Anne-Sophie Stamane
GénériquesEntraves confirmées
En utilisant les brevets pour freiner l'arrivée sur le marché des médicaments génériques, l'industrie pharmaceutique empêche aussi les systèmes d'assurance maladie de faire des économies substantielles.
En panne d'innovations, les géants de l'industrie du médicament déploient des trésors d'énergie pour freiner l'arrivée des génériques sur le marché. C'est ce qui ressort du rapport préliminaire de la Commission européenne relatif au secteur pharmaceutique. L'enquête, menée auprès de 70 entreprises, montre que « l'entrée des entreprises de génériques sur le marché et la mise au point de nouveaux médicaments plus abordables sont parfois entravées ou retardées, ce qui entraîne des coûts substantiels pour les systèmes de soins de santé, les consommateurs et les contribuables », souligne Neelie Kroes, la commissaire chargée de la concurrence. La note est salée, puisque sur 7 ans, 3 milliards d'euros auraient pu être économisés si les génériques, moins chers, avaient été commercialisés en temps et en heure.
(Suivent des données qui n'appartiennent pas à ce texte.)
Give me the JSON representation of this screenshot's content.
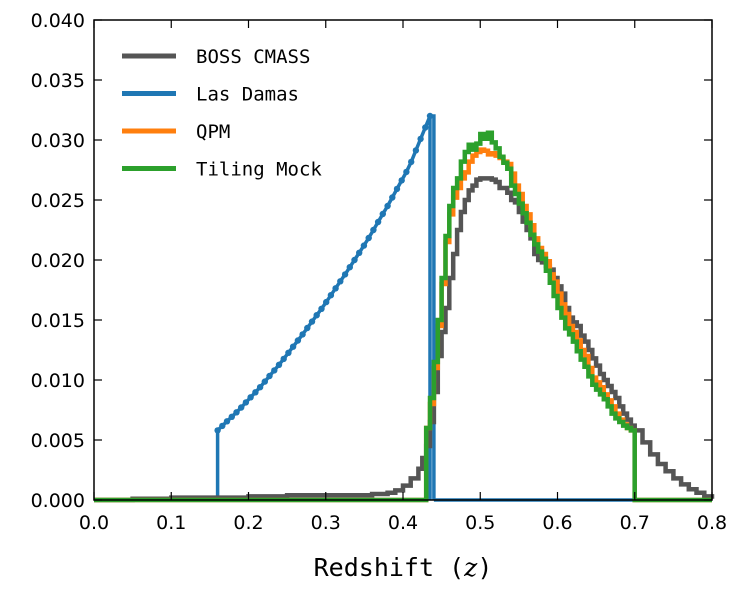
{
  "chart_data": {
    "type": "line",
    "xlabel_prefix": "Redshift (",
    "xlabel_var": "z",
    "xlabel_suffix": ")",
    "ylabel": "",
    "xlim": [
      0.0,
      0.8
    ],
    "ylim": [
      0.0,
      0.04
    ],
    "x_ticks": [
      "0.0",
      "0.1",
      "0.2",
      "0.3",
      "0.4",
      "0.5",
      "0.6",
      "0.7",
      "0.8"
    ],
    "y_ticks": [
      "0.000",
      "0.005",
      "0.010",
      "0.015",
      "0.020",
      "0.025",
      "0.030",
      "0.035",
      "0.040"
    ],
    "grid": false,
    "legend_position": "top-left",
    "series": [
      {
        "name": "BOSS CMASS",
        "color": "#555555",
        "style": "step",
        "x": [
          0.0,
          0.05,
          0.1,
          0.15,
          0.2,
          0.25,
          0.3,
          0.33,
          0.36,
          0.38,
          0.39,
          0.4,
          0.41,
          0.42,
          0.425,
          0.43,
          0.435,
          0.44,
          0.445,
          0.45,
          0.455,
          0.46,
          0.465,
          0.47,
          0.475,
          0.48,
          0.485,
          0.49,
          0.495,
          0.5,
          0.505,
          0.51,
          0.515,
          0.52,
          0.525,
          0.53,
          0.535,
          0.54,
          0.545,
          0.55,
          0.555,
          0.56,
          0.565,
          0.57,
          0.575,
          0.58,
          0.585,
          0.59,
          0.595,
          0.6,
          0.605,
          0.61,
          0.615,
          0.62,
          0.625,
          0.63,
          0.635,
          0.64,
          0.645,
          0.65,
          0.655,
          0.66,
          0.665,
          0.67,
          0.675,
          0.68,
          0.685,
          0.69,
          0.695,
          0.7,
          0.71,
          0.72,
          0.73,
          0.74,
          0.75,
          0.76,
          0.77,
          0.78,
          0.79,
          0.8
        ],
        "y": [
          0.0,
          0.0001,
          0.0002,
          0.0002,
          0.0003,
          0.0004,
          0.0004,
          0.0004,
          0.0005,
          0.0006,
          0.0008,
          0.0012,
          0.0018,
          0.0026,
          0.0035,
          0.0045,
          0.0065,
          0.009,
          0.012,
          0.014,
          0.016,
          0.0185,
          0.0205,
          0.0225,
          0.024,
          0.025,
          0.0258,
          0.0262,
          0.0267,
          0.0268,
          0.0268,
          0.0268,
          0.0267,
          0.0265,
          0.026,
          0.026,
          0.0256,
          0.025,
          0.0248,
          0.024,
          0.0232,
          0.0225,
          0.0218,
          0.0205,
          0.02,
          0.0198,
          0.0195,
          0.0192,
          0.0185,
          0.0178,
          0.0172,
          0.016,
          0.0152,
          0.0148,
          0.0145,
          0.0137,
          0.0132,
          0.0125,
          0.0118,
          0.0112,
          0.0105,
          0.01,
          0.0095,
          0.009,
          0.0085,
          0.0078,
          0.0072,
          0.0067,
          0.0062,
          0.0058,
          0.0048,
          0.0038,
          0.003,
          0.0024,
          0.0018,
          0.0013,
          0.0009,
          0.0006,
          0.0003,
          0.0001
        ]
      },
      {
        "name": "Las Damas",
        "color": "#1f77b4",
        "style": "markers",
        "x_start": 0.16,
        "x_end": 0.435,
        "y_start": 0.0058,
        "y_end": 0.032,
        "y_shape": [
          0.0058,
          0.0075,
          0.0094,
          0.0115,
          0.0138,
          0.0162,
          0.0188,
          0.0215,
          0.0245,
          0.0277,
          0.032
        ],
        "drop_x": 0.44
      },
      {
        "name": "QPM",
        "color": "#ff7f0e",
        "style": "step",
        "x": [
          0.0,
          0.43,
          0.435,
          0.44,
          0.445,
          0.45,
          0.455,
          0.46,
          0.465,
          0.47,
          0.475,
          0.48,
          0.485,
          0.49,
          0.495,
          0.5,
          0.505,
          0.51,
          0.515,
          0.52,
          0.525,
          0.53,
          0.535,
          0.54,
          0.545,
          0.55,
          0.555,
          0.56,
          0.565,
          0.57,
          0.575,
          0.58,
          0.585,
          0.59,
          0.595,
          0.6,
          0.605,
          0.61,
          0.615,
          0.62,
          0.625,
          0.63,
          0.635,
          0.64,
          0.645,
          0.65,
          0.655,
          0.66,
          0.665,
          0.67,
          0.675,
          0.68,
          0.685,
          0.69,
          0.695,
          0.7,
          0.8
        ],
        "y": [
          0.0,
          0.006,
          0.008,
          0.011,
          0.0145,
          0.018,
          0.0215,
          0.0238,
          0.0252,
          0.026,
          0.0268,
          0.0273,
          0.0282,
          0.0287,
          0.029,
          0.0292,
          0.0291,
          0.0288,
          0.0289,
          0.0287,
          0.0285,
          0.0282,
          0.028,
          0.0272,
          0.0262,
          0.0255,
          0.0245,
          0.0238,
          0.0229,
          0.0218,
          0.021,
          0.0205,
          0.0199,
          0.0188,
          0.0182,
          0.0172,
          0.0163,
          0.0155,
          0.0145,
          0.014,
          0.0133,
          0.0125,
          0.012,
          0.011,
          0.0102,
          0.0098,
          0.0094,
          0.0088,
          0.0083,
          0.0078,
          0.0072,
          0.0067,
          0.0063,
          0.006,
          0.0058,
          0.0,
          0.0
        ]
      },
      {
        "name": "Tiling Mock",
        "color": "#2ca02c",
        "style": "step",
        "x": [
          0.0,
          0.43,
          0.435,
          0.44,
          0.445,
          0.45,
          0.455,
          0.46,
          0.465,
          0.47,
          0.475,
          0.48,
          0.485,
          0.49,
          0.495,
          0.5,
          0.505,
          0.51,
          0.515,
          0.52,
          0.525,
          0.53,
          0.535,
          0.54,
          0.545,
          0.55,
          0.555,
          0.56,
          0.565,
          0.57,
          0.575,
          0.58,
          0.585,
          0.59,
          0.595,
          0.6,
          0.605,
          0.61,
          0.615,
          0.62,
          0.625,
          0.63,
          0.635,
          0.64,
          0.645,
          0.65,
          0.655,
          0.66,
          0.665,
          0.67,
          0.675,
          0.68,
          0.685,
          0.69,
          0.695,
          0.7,
          0.8
        ],
        "y": [
          0.0,
          0.006,
          0.0085,
          0.0115,
          0.015,
          0.0185,
          0.022,
          0.0245,
          0.026,
          0.0268,
          0.0282,
          0.029,
          0.0296,
          0.0292,
          0.0297,
          0.0305,
          0.0301,
          0.0306,
          0.0298,
          0.0293,
          0.0286,
          0.0281,
          0.0276,
          0.0262,
          0.0255,
          0.0247,
          0.0239,
          0.0231,
          0.0221,
          0.0213,
          0.0207,
          0.0201,
          0.0191,
          0.0181,
          0.017,
          0.016,
          0.0152,
          0.0143,
          0.0138,
          0.0132,
          0.0124,
          0.0117,
          0.0111,
          0.0103,
          0.0096,
          0.0092,
          0.0088,
          0.0084,
          0.0078,
          0.0072,
          0.0068,
          0.0065,
          0.0062,
          0.006,
          0.0058,
          0.0,
          0.0
        ]
      }
    ]
  }
}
Du point de vue des laboratoires, l'enjeu est considérable : il s'agit de conserver la rente que leur procurent des médicaments phares. Et pour y parvenir, tous les moyens sont bons, note Bruxelles. La principale astuce imaginée consiste à déposer, pour une même molécule, plusieurs brevets, à différentes étapes de son développement. Résultat : les concurrents ne savent pas précisément à quel moment produire un générique sans s'exposer à des poursuites pour violation du brevet. Et quand ils finissent par se lancer, les grandes marques n'hésitent pas à attaquer en justice ou à perturber la procédure d'agrément du médicament, ce qui leur permet de gagner du temps. Plus classiques, les brevets « secondaires » prolongent l'exclusivité sur la molécule pendant 5 années supplémentaires. Enfin, afin de saper les chances de succès d'un générique, des médicaments de « seconde génération », simples reformulations d'une molécule, font opportunément leur apparition quelques mois avant l'expiration du brevet d'une molécule originale.
Pratiques dilatoires
Ces pratiques dilatoires pourraient inciter la Commission européenne à ouvrir, à terme, une procédure à l'encontre des laboratoires. Son rapport confirme en tout cas que l'industrie pharmaceutique, faute de mettre des moyens suffisants dans la recherche, est réduite aujourd'hui à des stratégies défensives qui coûtent cher. Pour protéger son pré carré, elle privilégie aussi le marketing envers les médecins et les patients, au point que les dépenses consacrées à ce secteur dépassent d'un tiers celles dédiées à la recherche. En s'appuyant sur ces chiffres édifiants, le BEUC, organisation européenne des consommateurs, « incite la Commission à enquêter davantage sur les techniques publicitaires utilisées par les laboratoires ».
Les génériques efficaces
Patients et médecins sont parfois méfiants à l'égard des génériques. Un article publié mardi dans le « Journal of the American Medical Association » (JAMA) pourrait dissiper leurs doutes. En analysant les études cliniques de neuf médicaments cardiovasculaires réalisées entre 1984 et 2008, génériques et de marque, les auteurs ont conclu à une efficacité strictement équivalente.